The primary IPv6 test event held last week involved approximately 80 servers, switches and routers configured in dual stack mode, with IPv4 and IPv6 running in tandem. The tests verified basic connectivity and interoperability of various routing, switching and tunneling applications in an IPv6 environment and demonstrated the performance of new IPv6 protocols including RIPng, OSFPv3, iBGP4+ and eBGP4+.


The Moonv6 network will continue to serve as a proving ground for use by industry, universities, research labs, Internet providers, the DoD and other government agencies, assisting in wide-scale deployment of IPv6 throughout North America.


Companies participating in Moonv6 include the following.


Service providers / laboratories: Chunghwa Telecom; France Telecom; NTT R&D; Root Server Test Bed; Sprint; UNH-IOL; U.S. Department of Defense.

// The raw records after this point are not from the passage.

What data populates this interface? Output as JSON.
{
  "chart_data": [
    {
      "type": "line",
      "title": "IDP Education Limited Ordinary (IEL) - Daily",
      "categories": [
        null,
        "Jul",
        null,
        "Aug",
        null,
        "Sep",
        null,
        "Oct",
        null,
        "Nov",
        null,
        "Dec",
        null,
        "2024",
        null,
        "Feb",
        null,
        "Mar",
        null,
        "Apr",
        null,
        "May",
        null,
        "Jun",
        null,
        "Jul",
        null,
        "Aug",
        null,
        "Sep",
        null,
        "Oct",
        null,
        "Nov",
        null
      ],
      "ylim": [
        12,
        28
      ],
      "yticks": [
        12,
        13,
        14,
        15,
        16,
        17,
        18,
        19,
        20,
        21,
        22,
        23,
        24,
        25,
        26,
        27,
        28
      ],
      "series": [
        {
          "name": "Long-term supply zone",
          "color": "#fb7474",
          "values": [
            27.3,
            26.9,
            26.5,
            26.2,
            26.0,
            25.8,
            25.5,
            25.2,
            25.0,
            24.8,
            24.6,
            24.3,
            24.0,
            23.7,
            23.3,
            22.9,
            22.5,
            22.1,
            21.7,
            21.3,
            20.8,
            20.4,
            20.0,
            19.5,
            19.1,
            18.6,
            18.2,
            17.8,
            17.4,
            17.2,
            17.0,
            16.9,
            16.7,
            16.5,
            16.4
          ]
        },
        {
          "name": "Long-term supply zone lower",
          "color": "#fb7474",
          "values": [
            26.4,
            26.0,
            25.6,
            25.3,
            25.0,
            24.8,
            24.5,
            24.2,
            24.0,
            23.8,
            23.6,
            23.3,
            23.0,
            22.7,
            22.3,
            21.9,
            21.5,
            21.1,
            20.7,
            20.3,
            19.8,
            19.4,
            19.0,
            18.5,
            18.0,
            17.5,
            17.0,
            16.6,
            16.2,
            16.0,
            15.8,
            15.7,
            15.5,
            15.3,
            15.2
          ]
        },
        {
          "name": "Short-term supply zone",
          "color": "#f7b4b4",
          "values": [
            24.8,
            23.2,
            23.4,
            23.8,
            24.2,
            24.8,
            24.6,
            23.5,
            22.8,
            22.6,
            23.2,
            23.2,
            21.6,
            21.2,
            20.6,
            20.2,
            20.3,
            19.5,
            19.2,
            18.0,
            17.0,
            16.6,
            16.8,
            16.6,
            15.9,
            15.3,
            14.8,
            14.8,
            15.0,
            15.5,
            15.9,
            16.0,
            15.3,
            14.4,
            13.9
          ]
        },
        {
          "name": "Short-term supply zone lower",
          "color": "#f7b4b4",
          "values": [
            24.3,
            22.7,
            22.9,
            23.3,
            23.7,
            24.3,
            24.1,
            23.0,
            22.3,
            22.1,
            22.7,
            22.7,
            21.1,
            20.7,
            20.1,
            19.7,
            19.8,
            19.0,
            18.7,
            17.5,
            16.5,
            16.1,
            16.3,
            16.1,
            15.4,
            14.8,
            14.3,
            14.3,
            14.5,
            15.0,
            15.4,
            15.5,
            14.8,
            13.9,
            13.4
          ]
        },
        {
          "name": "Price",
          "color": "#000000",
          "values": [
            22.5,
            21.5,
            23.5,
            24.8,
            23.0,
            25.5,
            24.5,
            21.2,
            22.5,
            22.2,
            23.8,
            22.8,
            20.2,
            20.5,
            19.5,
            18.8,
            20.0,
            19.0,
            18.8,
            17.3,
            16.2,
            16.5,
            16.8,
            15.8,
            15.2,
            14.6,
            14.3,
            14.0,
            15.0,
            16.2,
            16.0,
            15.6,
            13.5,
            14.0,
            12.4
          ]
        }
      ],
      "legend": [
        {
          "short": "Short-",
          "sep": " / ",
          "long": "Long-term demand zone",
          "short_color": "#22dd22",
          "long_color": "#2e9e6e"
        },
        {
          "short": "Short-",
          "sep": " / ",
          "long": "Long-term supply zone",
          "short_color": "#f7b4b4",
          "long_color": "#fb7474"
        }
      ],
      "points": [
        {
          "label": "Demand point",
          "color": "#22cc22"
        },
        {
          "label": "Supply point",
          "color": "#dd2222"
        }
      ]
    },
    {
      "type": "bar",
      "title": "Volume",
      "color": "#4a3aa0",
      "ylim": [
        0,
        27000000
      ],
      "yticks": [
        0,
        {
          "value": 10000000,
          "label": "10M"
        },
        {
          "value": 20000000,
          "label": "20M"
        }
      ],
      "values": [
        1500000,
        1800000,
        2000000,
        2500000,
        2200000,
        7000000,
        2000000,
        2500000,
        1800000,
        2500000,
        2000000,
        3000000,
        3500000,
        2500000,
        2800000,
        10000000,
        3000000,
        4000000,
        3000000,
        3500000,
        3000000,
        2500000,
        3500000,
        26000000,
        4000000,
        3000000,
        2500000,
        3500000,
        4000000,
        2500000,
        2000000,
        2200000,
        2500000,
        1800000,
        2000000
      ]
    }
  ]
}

AT&T will be participating in phase II of the event.


Test equipment vendors: Agilent Technologies; Ixia; Navtel Communications; Spirent Communications.


Networking equipment vendors: 6Wind; Checkpoint Communications; Cisco Systems; Elmic Systems; EMC; Extreme Networks; Foundry Networks; Fujitsu; Hewlett Packard; Hitachi; Hexago; IBM; IP Infusion; Juniper Networks; NEC; Nokia; Procket Networks; Microsoft; S-Net Systems; Sun Microsystems; Windriver.
http://www.iol.unh.eduhttp://www.spirentcom.com/ipv6

  • In June 2003, the U.S. Department of Defense adopted a new policy for the enterprise-wide deployment of IPv6. John Stenbit, the DoD's Chief Information Officer, stated that the achievement of net-centric operations and warfare, envisioned as a Global Information Grid of interconnected sensors and systems, depends on the effective implementation of IPv6. The DoD is planning for a complete transition from IPv4 to IPv6 by FY 2008.